A New Leonardo da Vinci Series Will Be As Queer as The Man Himself

Steve Thompson (Sherlock) and Frank Spotnitz (The X-Files) are teaming up for an eight-part series about the life and work of famed polymath Leonardo da Vinci — and it’s gonna be queer.

The series, Leonardo, is a collaboration between Spotnitz’s company, Big Light Productions, and Lux Vide, and it will be released via The Alliance, which is a co-production company formed by RAI, France Télévisions and Zdf, public television companies from Italy, France, and Germany, respectively.

Eleonora Andreatta, head of Drama at RAI productions, told Variety that Leonardo will be an exploration of the artist’s work, and his inspiration for specific pieces, as seen through the eyes of Caterina, a young model who works closely with him. In addition, Andreatta makes it a point to stress that da Vinci’s personal life will definitely be prominently featured.

“He was a real outsider for those times. He was an illegitimate child, gay, vegetarian and left-handed,” Andreatta says. “The personal and adventurous aspects of his life prevail over the purely artistic ones.”

While the series is yet to even be cast, the premise already sounds more promising than previous attempts to chronicle the celebrated artist’s life. Da Vinci’s Demons for example, the Starz production that ran for three seasons between 2013 and 2015, and which portrayed da Vinci as a lady-loving playboy, chose to completely ignore his homosexuality, save for an episode that briefly addressed da Vinci’s run-in with the law, when he was charged with sodomy.

Aside from one solemn goodbye kiss, the series failed to depict any other relationships or encounters that weren’t with women, a choice that showrunner David S. Goyer defended by stating that the creative choice was made in order to avoid “gratuitous content.”

Da Vinci’s Demons’ interpreted da Vinci as a bisexual man, and this was the argument made through the series’ short run to excuse the lack of male partners. And that, my friends, is what we call erasure.

Da Vinci’s sexual orientation is often debated among historians; some describe him as bisexual, while others regard him as a gay man, and this is due to the fact that despite the artist’s extensive writings still in existence, there are no direct mentions of his romantic life, though that might have a lot to do with the fact that being gay was illegal in late 1400’s Italy and keeping a diary wasn’t a common practice amongst queer people of the time.
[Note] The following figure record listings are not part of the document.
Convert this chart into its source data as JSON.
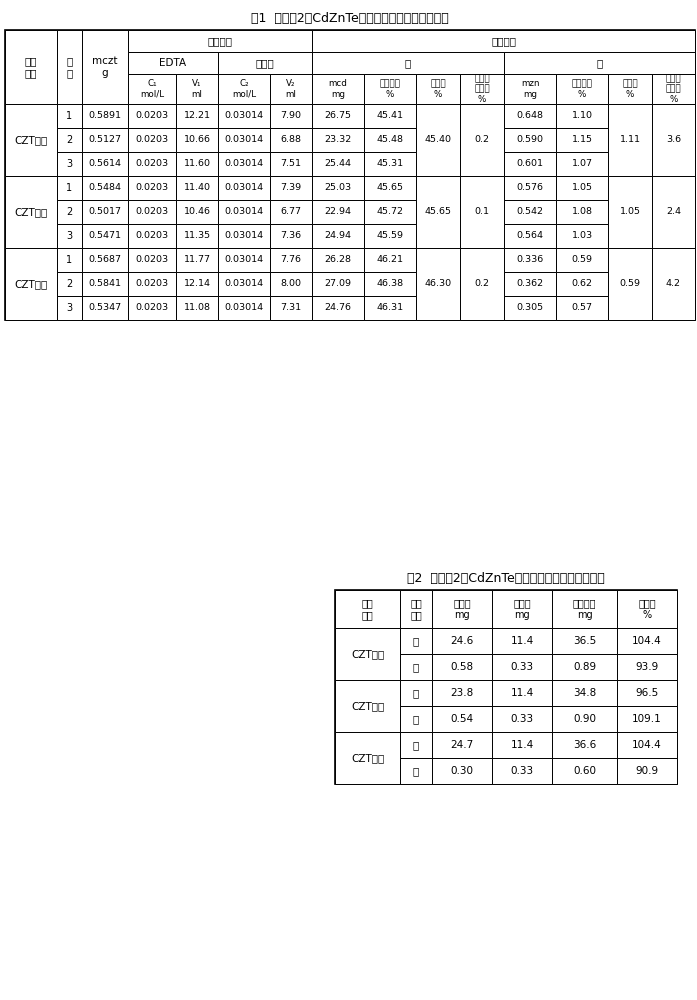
{
  "title1": "表1  实施例2中CdZnTe样品的测试参数及测定结果",
  "title2": "表2  实施例2中CdZnTe样品加标回收的参数及结果",
  "table1_sample_groups": [
    {
      "name": "CZT头部",
      "rows": [
        [
          "1",
          "0.5891",
          "0.0203",
          "12.21",
          "0.03014",
          "7.90",
          "26.75",
          "45.41",
          "45.40",
          "0.2",
          "0.648",
          "1.10",
          "1.11",
          "3.6"
        ],
        [
          "2",
          "0.5127",
          "0.0203",
          "10.66",
          "0.03014",
          "6.88",
          "23.32",
          "45.48",
          "",
          "",
          "0.590",
          "1.15",
          "",
          ""
        ],
        [
          "3",
          "0.5614",
          "0.0203",
          "11.60",
          "0.03014",
          "7.51",
          "25.44",
          "45.31",
          "",
          "",
          "0.601",
          "1.07",
          "",
          ""
        ]
      ]
    },
    {
      "name": "CZT中部",
      "rows": [
        [
          "1",
          "0.5484",
          "0.0203",
          "11.40",
          "0.03014",
          "7.39",
          "25.03",
          "45.65",
          "45.65",
          "0.1",
          "0.576",
          "1.05",
          "1.05",
          "2.4"
        ],
        [
          "2",
          "0.5017",
          "0.0203",
          "10.46",
          "0.03014",
          "6.77",
          "22.94",
          "45.72",
          "",
          "",
          "0.542",
          "1.08",
          "",
          ""
        ],
        [
          "3",
          "0.5471",
          "0.0203",
          "11.35",
          "0.03014",
          "7.36",
          "24.94",
          "45.59",
          "",
          "",
          "0.564",
          "1.03",
          "",
          ""
        ]
      ]
    },
    {
      "name": "CZT尾部",
      "rows": [
        [
          "1",
          "0.5687",
          "0.0203",
          "11.77",
          "0.03014",
          "7.76",
          "26.28",
          "46.21",
          "46.30",
          "0.2",
          "0.336",
          "0.59",
          "0.59",
          "4.2"
        ],
        [
          "2",
          "0.5841",
          "0.0203",
          "12.14",
          "0.03014",
          "8.00",
          "27.09",
          "46.38",
          "",
          "",
          "0.362",
          "0.62",
          "",
          ""
        ],
        [
          "3",
          "0.5347",
          "0.0203",
          "11.08",
          "0.03014",
          "7.31",
          "24.76",
          "46.31",
          "",
          "",
          "0.305",
          "0.57",
          "",
          ""
        ]
      ]
    }
  ],
  "table2_rows": [
    [
      "CZT头部",
      "镉",
      "24.6",
      "11.4",
      "36.5",
      "104.4"
    ],
    [
      "CZT头部",
      "锌",
      "0.58",
      "0.33",
      "0.89",
      "93.9"
    ],
    [
      "CZT中部",
      "镉",
      "23.8",
      "11.4",
      "34.8",
      "96.5"
    ],
    [
      "CZT中部",
      "锌",
      "0.54",
      "0.33",
      "0.90",
      "109.1"
    ],
    [
      "CZT尾部",
      "镉",
      "24.7",
      "11.4",
      "36.6",
      "104.4"
    ],
    [
      "CZT尾部",
      "锌",
      "0.30",
      "0.33",
      "0.60",
      "90.9"
    ]
  ],
  "bg_color": "#ffffff",
  "line_color": "#000000",
  "font_size_title": 8.5,
  "font_size_header": 7.0,
  "font_size_data": 6.8
}
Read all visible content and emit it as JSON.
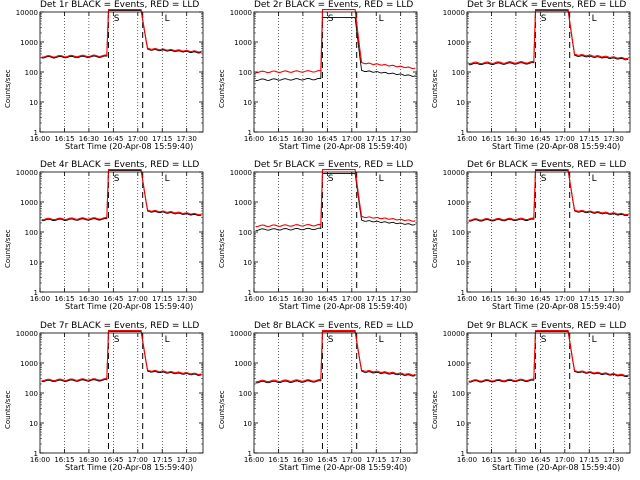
{
  "chart_data": {
    "type": "line",
    "layout": "3x3 small multiples",
    "y_scale": "log",
    "ylim": [
      1,
      10000
    ],
    "y_ticks": [
      "1",
      "10",
      "100",
      "1000",
      "10000"
    ],
    "x_ticks": [
      "16:00",
      "16:15",
      "16:30",
      "16:45",
      "17:00",
      "17:15",
      "17:30"
    ],
    "xlim": [
      "16:00",
      "17:40"
    ],
    "ylabel": "Counts/sec",
    "xlabel": "Start Time (20-Apr-08 15:59:40)",
    "event_lines": {
      "dashed": [
        "16:42",
        "17:03"
      ],
      "dotted": [
        "16:15",
        "16:30",
        "16:45",
        "17:00",
        "17:15",
        "17:30"
      ]
    },
    "markers": [
      {
        "label": "S",
        "time": "16:47"
      },
      {
        "label": "L",
        "time": "17:18"
      }
    ],
    "series_colors": {
      "events": "#000000",
      "lld": "#ff0000"
    },
    "panels": [
      {
        "title": "Det 1r BLACK = Events, RED = LLD",
        "pre": 330,
        "post": 600,
        "end": 470,
        "black_ratio": 0.93,
        "jump": "16:42"
      },
      {
        "title": "Det 2r BLACK = Events, RED = LLD",
        "pre": 100,
        "post": 200,
        "end": 130,
        "black_ratio": 0.55,
        "jump": "16:42"
      },
      {
        "title": "Det 3r BLACK = Events, RED = LLD",
        "pre": 200,
        "post": 380,
        "end": 280,
        "black_ratio": 0.92,
        "jump": "16:42"
      },
      {
        "title": "Det 4r BLACK = Events, RED = LLD",
        "pre": 270,
        "post": 520,
        "end": 380,
        "black_ratio": 0.93,
        "jump": "16:42"
      },
      {
        "title": "Det 5r BLACK = Events, RED = LLD",
        "pre": 160,
        "post": 320,
        "end": 230,
        "black_ratio": 0.75,
        "jump": "16:42"
      },
      {
        "title": "Det 6r BLACK = Events, RED = LLD",
        "pre": 260,
        "post": 520,
        "end": 380,
        "black_ratio": 0.93,
        "jump": "16:42"
      },
      {
        "title": "Det 7r BLACK = Events, RED = LLD",
        "pre": 270,
        "post": 560,
        "end": 420,
        "black_ratio": 0.93,
        "jump": "16:42"
      },
      {
        "title": "Det 8r BLACK = Events, RED = LLD",
        "pre": 250,
        "post": 560,
        "end": 400,
        "black_ratio": 0.92,
        "jump": "16:42"
      },
      {
        "title": "Det 9r BLACK = Events, RED = LLD",
        "pre": 260,
        "post": 540,
        "end": 380,
        "black_ratio": 0.93,
        "jump": "16:42"
      }
    ]
  }
}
There are plenty of accounts touching on Leonardo da Vinci’s lack of female friendships, however, or even acquaintances outside of models he worked with. In 1476, he was charged with sodomy, a crime punishable by death at the time, and while the charges did not stick, it scared him enough that he left his home in Florence for Milan, where he painted The Last Supper, arguably the most famous fresco in the world.
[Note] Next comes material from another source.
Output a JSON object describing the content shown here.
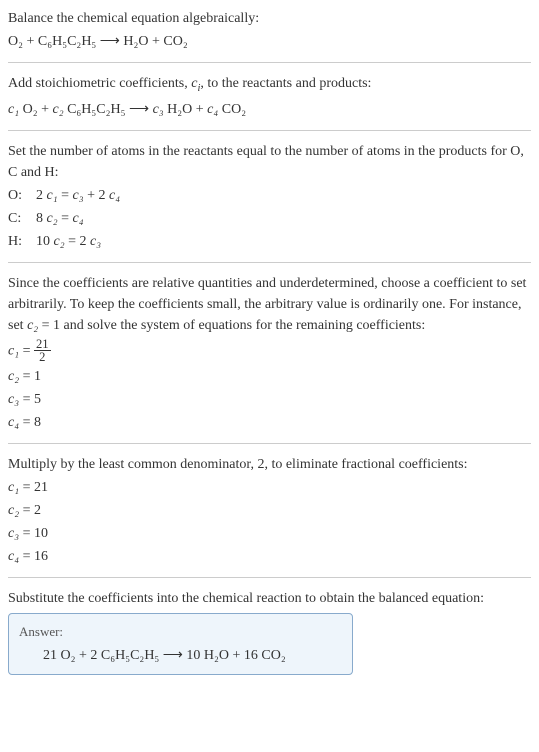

Before and after the sodomy charges, da Vinci was known to have only ever lived with male acquaintances and apprentices. In fact, one such close friend was the one to alert the da Vinci family of the painter’s death, but maybe they were just roommates.

Leonardo will begin production soon, as its release is slated to coincide with the 500th anniversary of the artist and inventor’s death next year.